For couples with children who are going through a divorce, one of the most important aspects of the process is ensuring that their child's best interests are met. The courts require that divorcing parents try to work together to create a parenting plan that will determine each parent’s level of authority in making decisions about raising the child, define schedules for the parenting time the child will spend with each parent, and address other relevant issues. If the parents cannot come to an agreement on these issues, these decisions will be made by the judge in their divorce case. The “right of first refusal” is one issue that may need to be addressed in a parenting plan.

What Is the “Right of First Refusal”?

When a parenting plan is approved by the court, it is expected that each parent will follow the court-ordered parenting time schedule. However, situations may arise in which a parent will not be available during their scheduled parenting time, and they may need to utilize a third-party caregiver, such as a daycare, grandparents, or babysitters for a significant period of time. In these situations, the other parent may want to have the option to care for the children. 

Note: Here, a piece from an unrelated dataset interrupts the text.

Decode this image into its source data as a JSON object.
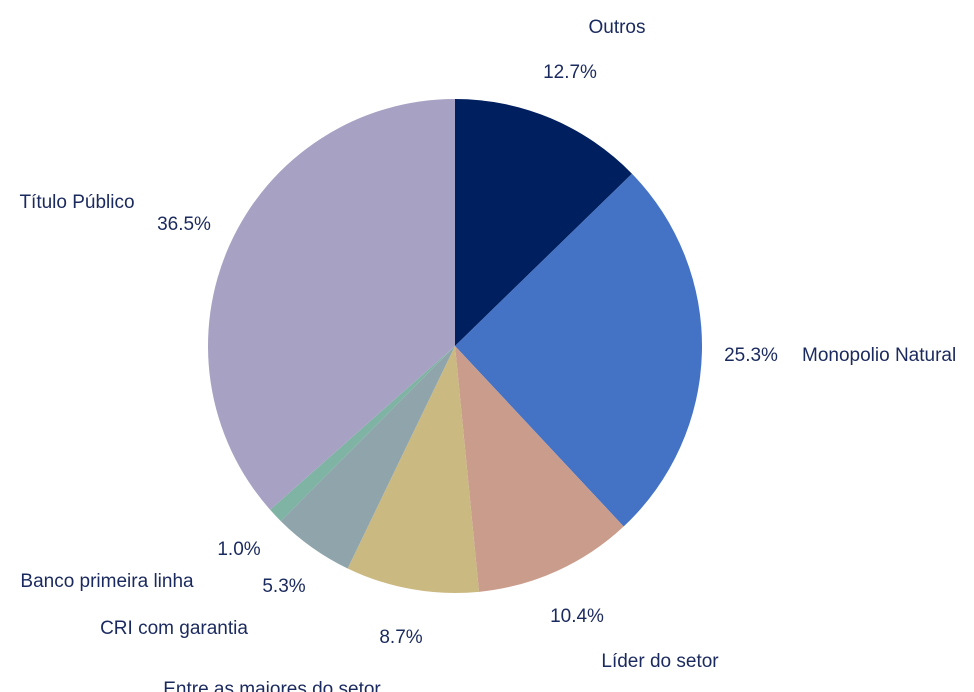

If a parenting plan includes the “right of first refusal”, it will state that if one parent ever plans on leaving a minor child with a third-party caretaker for a significant timeframe, that parent must first offer the other parent the opportunity to care for the child during that timeframe instead. Depending on the situation, parents may agree that the “right of first refusal” would be in the child's best interest, but if they cannot agree on how this right will arise, then the judge may decide whether to include this right in the parenting agreement, as well as terms specifying how it will be used.